Since attending the inaugural edition of the Brooklyn Fine Art Print Fair (BFAPF) at Powerhouse Arts last year, I’ve been eager to witness how this young event evolves in real time. Braving New York’s spring art fair season for a second year, BFAPF is anchored by a global community rooted in passion, partnership, and an inextinguishable fervor for pushing the envelope.
Open through Sunday, April 12, the second iteration of BFAPF has expanded to include over 60 local, domestic, and international exhibitors including independent print shops, prominent publishers, academic printmaking departments and clubs, self-represented artists, and established galleries. A mix of returning participants and debut exhibitors, a curatorial focus on both timely and timeless work, and experimental mixed-media practices expanding the horizon line of printmaking made the fair feel simultaneously fresh and familiar.

Like a literal moth to a lamp, I gravitated toward a curiously glowing display at the Shoestring Press booth. Conceptualized by Gaelyn and Gustavo Aguilar of TUG Collective, executed by Shoestring Press’s Allison Carter-Beaulé, and custom-framed by the team at Griffin Editions, “Shape Shift” (2026) is a layered screenprint on several sheets of plexiglass illuminated by an LED light.
The collective told me that the work, which is part of an ongoing series begun this year titled Don’t Forgive My Hands, was inspired by veteran and poet Yusef Komunyakaa’s Warhorses (2008) — a collection of poems trying to capture how humans have weaponized objects for violence.
The source image depicted men on horseback with their steeds fashioned in heavy combat equipment, though the horses themselves have been removed from the composition. Of the men’s bodies, only the appendages remain, emphasizing that they’re the instruments harnessing horsepower and developing technology to enact harm.
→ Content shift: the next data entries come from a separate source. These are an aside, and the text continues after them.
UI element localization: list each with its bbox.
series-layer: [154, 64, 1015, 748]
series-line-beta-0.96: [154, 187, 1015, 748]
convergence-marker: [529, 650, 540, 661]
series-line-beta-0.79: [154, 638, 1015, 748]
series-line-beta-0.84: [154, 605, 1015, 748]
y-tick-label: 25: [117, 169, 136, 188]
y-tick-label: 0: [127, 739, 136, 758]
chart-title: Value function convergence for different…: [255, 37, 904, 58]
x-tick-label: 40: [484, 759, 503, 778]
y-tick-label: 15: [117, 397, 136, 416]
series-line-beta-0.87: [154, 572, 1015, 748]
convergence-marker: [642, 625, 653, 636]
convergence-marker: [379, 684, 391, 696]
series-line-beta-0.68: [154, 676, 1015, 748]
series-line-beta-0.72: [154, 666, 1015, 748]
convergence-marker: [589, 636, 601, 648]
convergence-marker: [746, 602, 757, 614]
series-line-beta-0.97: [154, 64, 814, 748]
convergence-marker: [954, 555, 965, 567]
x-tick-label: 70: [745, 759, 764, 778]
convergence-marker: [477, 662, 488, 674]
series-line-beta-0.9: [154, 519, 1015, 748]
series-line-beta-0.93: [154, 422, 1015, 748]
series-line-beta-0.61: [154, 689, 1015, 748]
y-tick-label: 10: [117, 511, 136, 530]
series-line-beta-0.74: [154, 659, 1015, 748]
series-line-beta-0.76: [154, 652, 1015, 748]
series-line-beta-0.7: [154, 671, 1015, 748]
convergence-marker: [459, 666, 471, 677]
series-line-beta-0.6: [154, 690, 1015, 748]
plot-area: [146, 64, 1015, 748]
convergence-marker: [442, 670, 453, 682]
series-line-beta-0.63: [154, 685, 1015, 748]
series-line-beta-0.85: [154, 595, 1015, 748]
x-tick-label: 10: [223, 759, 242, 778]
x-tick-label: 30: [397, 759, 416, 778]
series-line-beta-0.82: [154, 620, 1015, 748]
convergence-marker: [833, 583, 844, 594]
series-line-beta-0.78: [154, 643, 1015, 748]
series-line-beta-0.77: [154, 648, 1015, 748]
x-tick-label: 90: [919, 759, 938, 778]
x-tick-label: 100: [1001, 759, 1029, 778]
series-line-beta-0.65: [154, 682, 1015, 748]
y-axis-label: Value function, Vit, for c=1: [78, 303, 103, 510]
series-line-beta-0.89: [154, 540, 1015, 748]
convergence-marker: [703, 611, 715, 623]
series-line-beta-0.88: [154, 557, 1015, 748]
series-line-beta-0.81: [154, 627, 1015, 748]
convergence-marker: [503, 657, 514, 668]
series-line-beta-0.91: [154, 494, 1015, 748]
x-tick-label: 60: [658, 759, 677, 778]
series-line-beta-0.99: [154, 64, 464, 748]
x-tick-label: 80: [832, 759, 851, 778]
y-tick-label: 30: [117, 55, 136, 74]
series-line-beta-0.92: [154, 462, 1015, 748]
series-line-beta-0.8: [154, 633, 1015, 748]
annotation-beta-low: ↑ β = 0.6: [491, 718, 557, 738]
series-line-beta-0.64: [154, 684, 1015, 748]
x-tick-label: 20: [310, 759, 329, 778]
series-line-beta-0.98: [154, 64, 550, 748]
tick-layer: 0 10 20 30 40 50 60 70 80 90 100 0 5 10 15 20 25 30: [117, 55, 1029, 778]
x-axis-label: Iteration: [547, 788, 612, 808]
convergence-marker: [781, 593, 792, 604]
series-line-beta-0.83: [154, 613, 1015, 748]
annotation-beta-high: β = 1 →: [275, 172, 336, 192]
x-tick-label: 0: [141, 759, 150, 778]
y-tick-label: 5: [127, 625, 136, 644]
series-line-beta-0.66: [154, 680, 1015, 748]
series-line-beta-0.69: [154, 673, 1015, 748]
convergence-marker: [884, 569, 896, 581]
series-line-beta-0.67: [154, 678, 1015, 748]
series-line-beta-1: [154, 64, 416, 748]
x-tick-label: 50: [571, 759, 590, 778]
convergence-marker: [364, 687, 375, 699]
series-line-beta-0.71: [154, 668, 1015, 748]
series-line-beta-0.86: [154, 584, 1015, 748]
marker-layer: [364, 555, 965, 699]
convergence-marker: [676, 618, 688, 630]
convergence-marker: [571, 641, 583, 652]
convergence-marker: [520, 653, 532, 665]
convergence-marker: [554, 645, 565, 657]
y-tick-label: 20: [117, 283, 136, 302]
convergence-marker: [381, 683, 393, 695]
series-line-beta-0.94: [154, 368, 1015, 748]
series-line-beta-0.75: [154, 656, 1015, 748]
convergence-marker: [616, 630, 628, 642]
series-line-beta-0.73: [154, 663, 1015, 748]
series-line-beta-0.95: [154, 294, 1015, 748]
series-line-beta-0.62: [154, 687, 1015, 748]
Comprised of eight layers of plexiglass, the work invokes the Seventh Generation principle — a Haudenosaunee philosophy rooted in considering the impact your choices will have on the well-being and sustainability of the seven generations that will succeed you.
“That eighth layer is what’s left up to us as individuals engaging with this piece,” Gaelyn told me. “This is a piece that is dealing with history. What is the responsibility that we as individuals are going to take to make sure that this history is not erased? What are the choices we are going to make to prevent the perpetuation of violence?”
Equally salient, both visually and conceptually, were Maryland sculptor June Linowitz’s molded abaca paper renditions of extinct and critically endangered animal species. Hanging ominously at the edge of the booth for Reading Road Studio, based in Silver Spring, Maryland, Linowitz’s dangling paper sculptures “ are meant to look like trophy rugs or roadkill,” as she put it, made in response to the loss of biodiversity worldwide.

Artist and curator Helen Frederick, who opened Reading Road in 2016, told me it was the studio’s first time presenting at the fair and noted that it was a “very strictly juried event” this year. Frederick brought a variety of mixed-media prints and paper art that expanded my understanding of the craft’s limits, including Randi Reiss-McCormack’s paper pulp paintings with needlepoint adornments.
Book art and the science of paper are highlighted during this year’s BFAPF, which I appreciated, as I’ve often found paper to be relegated as a mere substrate during most fairs … including Art on Paper.

The makings of The Papermaker’s Suite (2026), a new collaboration between master printer Ruth Lingen and Reginald Dwayne Betts, a 2021 MacArthur Fellow and a practicing lawyer focused on prison reform advocacy, stood out to me the most. At the shared booth between Lingen’s Line Press Limited and Brooklyn Inc., the master printer paged through the blank sheets that she made from socks, sweatpants, towels, and other used materials sourced from Betts’s incarcerated friends. Betts’s poetry was affixed to different pages on printed acetate, soon to emblazon the macerated fabrics associated with the formerly incarcerated writer’s own time in the system.
On the opposite table was Iranian-American artist Golnar Adili’s “A Thousand Pages of Chest in a Thousand Mirrors” (2024), simultaneously functioning as a book and a diptych. From a stack of prints depicting her breasts, the artist carved out the valley between them and glued that excised paper together, forming a shape that resembles the sloping silhouette of the Azadi Tower in Tehran. The excised “flesh” nestles back into Adili’s body when the book is closed, making her chest whole again.

Shaking off any initial caution from last year’s beta test, the BFAPF has charged forward and made itself a space to showcase the radical history and present of printmaking. Work about Palestinian liberation, Venezuelan national pride despite American intervention, and protest art about ICE were front and center at the Brooklyn Inc. side of the booth.
While I loved that the independent sellers’ booths had walls for their displays this year, I wished that they and the academic departments were more integrated with the other fair exhibitors, as they were in the inaugural edition. That sense that they were equally as important as larger commercial publishers made the event feel special.

Nevertheless, the number of return exhibitors was as heartening as the fair’s growth. At Austria’s Viadukt Screen Prints booth, I asked Michael Wegerer how he felt about the fair this year.
“There’s a reason we came back,” he said.